Before deleting a model, ensure that you have already run sqlmesh plan.


To delete a model:

  1. Within your models directory, delete the file containing the model and any associated tests in the tests directory. For this example, we'll delete the models/full_model.sql and tests/test_full_model.yaml files from our quickstart project.
  2. Run the sqlmesh plan <environment> command, specifying the environment to which you want to apply the change. In this example, we apply the change to our development environment dev:

    ```bash linenums="1"
    $ sqlmesh plan dev
    ======================================================================
    Successfully Ran 0 tests against duckdb
    ----------------------------------------------------------------------
    Summary of differences against `dev`:
    └── Removed Models:
        └── sqlmesh_example.full_model
    Apply - Virtual Update [y/n]: y
    Virtually Updating 'dev' ━━━━━━━━━━━━━━━━━━━━━━━━━━━━━━━━━━━━━━━━ 100.0% • 0:00:00
    
    The target environment has been updated successfully
    
    
    Virtual Update executed successfully
    ```
    

    Note: If you have other files that reference the model you wish to delete (such as tests), an error message will note the file(s) containing the reference. You must also delete these files to apply the change.

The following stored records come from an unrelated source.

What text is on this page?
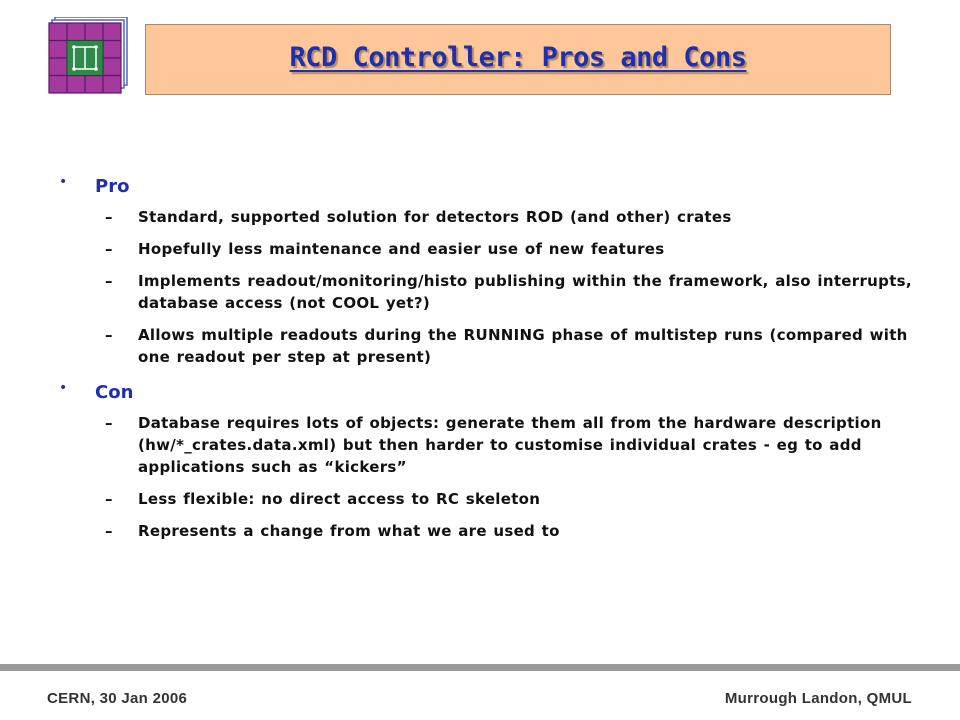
RCD Controller: Pros and Cons
• Pro
– Standard, supported solution for detectors ROD (and other) crates
– Hopefully less maintenance and easier use of new features
– Implements readout/monitoring/histo publishing within the framework, also interrupts, database access (not COOL yet?)
– Allows multiple readouts during the RUNNING phase of multistep runs (compared with one readout per step at present)
• Con
– Database requires lots of objects: generate them all from the hardware description (hw/*_crates.data.xml) but then harder to customise individual crates - eg to add applications such as “kickers”
– Less flexible: no direct access to RC skeleton
– Represents a change from what we are used to
CERN, 30 Jan 2006	Murrough Landon, QMUL
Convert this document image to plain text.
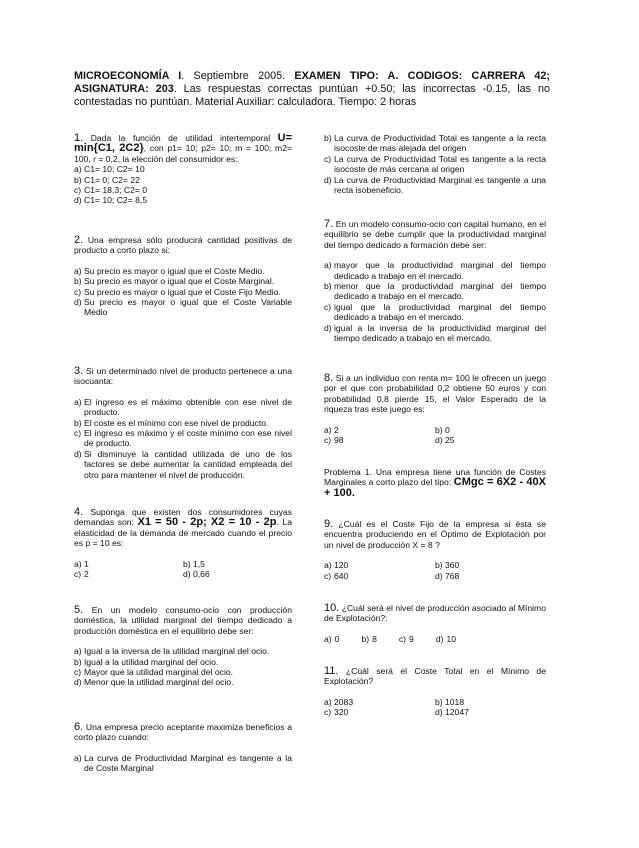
MICROECONOMÍA I. Septiembre 2005. EXAMEN TIPO: A. CODIGOS: CARRERA 42; ASIGNATURA: 203. Las respuestas correctas puntúan +0.50; las incorrectas -0.15, las no contestadas no puntúan. Material Auxiliar: calculadora. Tiempo: 2 horas
1. Dada la función de utilidad intertemporal U= min{C1, 2C2}, con p1= 10; p2= 10; m = 100; m2= 100, r = 0,2, la elección del consumidor es:
a) C1= 10; C2= 10
b) C1= 0; C2= 22
c) C1= 18,3; C2= 0
d) C1= 10; C2= 8,5
2. Una empresa sólo producirá cantidad positivas de producto a corto plazo si:
a) Su precio es mayor o igual que el Coste Medio.
b) Su precio es mayor o igual que el Coste Marginal.
c) Su precio es mayor o igual que el Coste Fijo Medio.
d) Su precio es mayor o igual que el Coste Variable Medio
3. Si un determinado nivel de producto pertenece a una isocuanta:
a) El ingreso es el máximo obtenible con ese nivel de producto.
b) El coste es el mínimo con ese nivel de producto.
c) El ingreso es máximo y el coste mínimo con ese nivel de producto.
d) Si disminuye la cantidad utilizada de uno de los factores se debe aumentar la cantidad empleada del otro para mantener el nivel de producción.
4. Suponga que existen dos consumidores cuyas demandas son: X1 = 50 - 2p; X2 = 10 - 2p. La elasticidad de la demanda de mercado cuando el precio es p = 10 es:
a) 1	b) 1,5
c) 2	d) 0,66
5. En un modelo consumo-ocio con producción doméstica, la utilidad marginal del tiempo dedicado a producción doméstica en el equilibrio debe ser:
a) Igual a la inversa de la utilidad marginal del ocio.
b) Igual a la utilidad marginal del ocio.
c) Mayor que la utilidad marginal del ocio.
d) Menor que la utilidad marginal del ocio.
6. Una empresa precio aceptante maximiza beneficios a corto plazo cuando:
a) La curva de Productividad Marginal es tangente a la de Coste Marginal
b) La curva de Productividad Total es tangente a la recta isocoste de mas alejada del origen
c) La curva de Productividad Total es tangente a la recta isocoste de más cercana al origen
d) La curva de Productividad Marginal es tangente a una recta isobeneficio.
7. En un modelo consumo-ocio con capital humano, en el equilibrio se debe cumplir que la productividad marginal del tiempo dedicado a formación debe ser:
a) mayor que la productividad marginal del tiempo dedicado a trabajo en el mercado.
b) menor que la productividad marginal del tiempo dedicado a trabajo en el mercado.
c) igual que la productividad marginal del tiempo dedicado a trabajo en el mercado.
d) igual a la inversa de la productividad marginal del tiempo dedicado a trabajo en el mercado.
8. Si a un individuo con renta m= 100 le ofrecen un juego por el que con probabilidad 0,2 obtiene 50 euros y con probabilidad 0,8 pierde 15, el Valor Esperado de la riqueza tras este juego es:
a) 2	b) 0
c) 98	d) 25
Problema 1. Una empresa tiene una función de Costes Marginales a corto plazo del tipo: CMgc = 6X2 - 40X + 100.
9. ¿Cuál es el Coste Fijo de la empresa si ésta se encuentra produciendo en el Óptimo de Explotación por un nivel de producción X = 8 ?
a) 120	b) 360
c) 640	d) 768
10. ¿Cuál será el nivel de producción asociado al Mínimo de Explotación?:
a) 0	b) 8	c) 9	d) 10
11. ¿Cuál será el Coste Total en el Mínimo de Explotación?
a) 2083	b) 1018
c) 320	d) 12047
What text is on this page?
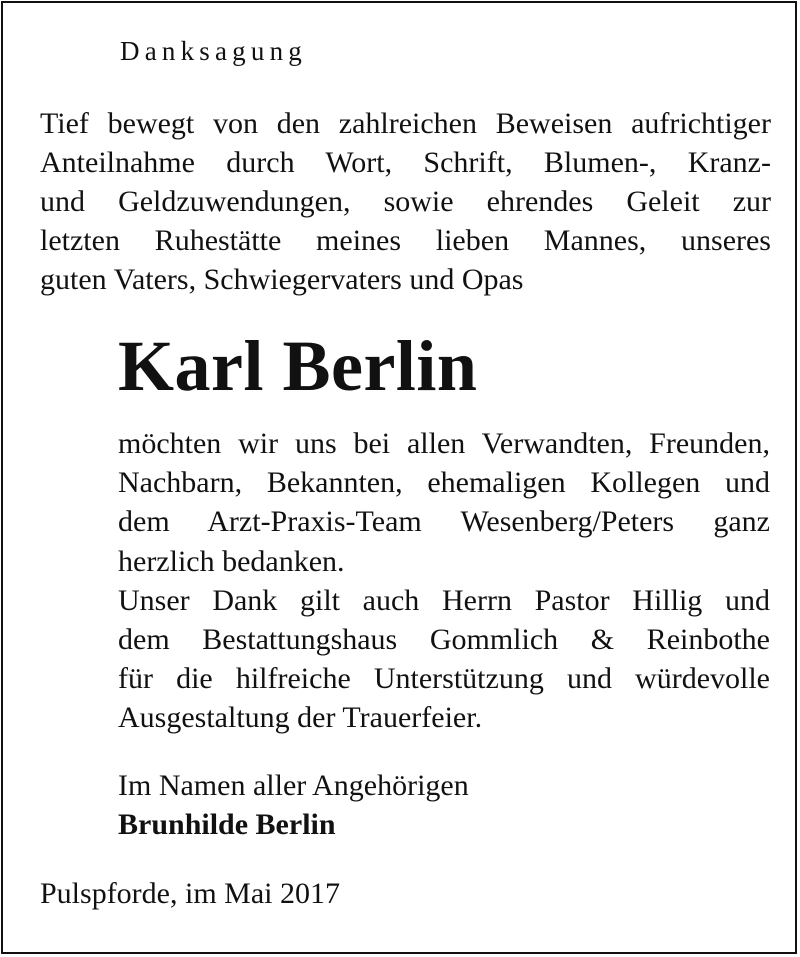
Danksagung

Tief bewegt von den zahlreichen Beweisen aufrichtiger
Anteilnahme durch Wort, Schrift, Blumen-, Kranz-
und Geldzuwendungen, sowie ehrendes Geleit zur
letzten Ruhestätte meines lieben Mannes, unseres
guten Vaters, Schwiegervaters und Opas

Karl Berlin

möchten wir uns bei allen Verwandten, Freunden,
Nachbarn, Bekannten, ehemaligen Kollegen und
dem Arzt-Praxis-Team Wesenberg/Peters ganz
herzlich bedanken.
Unser Dank gilt auch Herrn Pastor Hillig und
dem Bestattungshaus Gommlich & Reinbothe
für die hilfreiche Unterstützung und würdevolle
Ausgestaltung der Trauerfeier.

Im Namen aller Angehörigen
Brunhilde Berlin

Pulspforde, im Mai 2017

  3. Plan and apply your changes to production, and enter y for the Virtual Update. By default, the sqlmesh plan command targets your production environment:

    ```
    $ sqlmesh plan
    ======================================================================
    Successfully Ran 0 tests against duckdb
    ----------------------------------------------------------------------
    Summary of differences against `prod`:
    └── Removed Models:
        └── sqlmesh_example.full_model
    Apply - Virtual Update [y/n]: y
    Virtually Updating 'prod' ━━━━━━━━━━━━━━━━━━━━━━━━━━━━━━━━━━━━━━━━ 100.0% • 0:00:00
    
    The target environment has been updated successfully
    
    
    Virtual Update executed successfully
    ```
    
  4. Verify that the full_model.sql model was removed from the output.

Viewing the DAG of a project's models


Before generating a DAG, ensure that you have already installed the graphviz package.

To install the package with pip, enter the following command:

pip install graphviz

Alternatively, enter the following command to install graphviz with apt-get:

sudo apt-get install graphviz

To view the DAG, enter the following command:

sqlmesh dag FILE

An html file containing your project's DAG will be placed at the root of your project folder. The DAG can then be viewed by opening this file in your browser.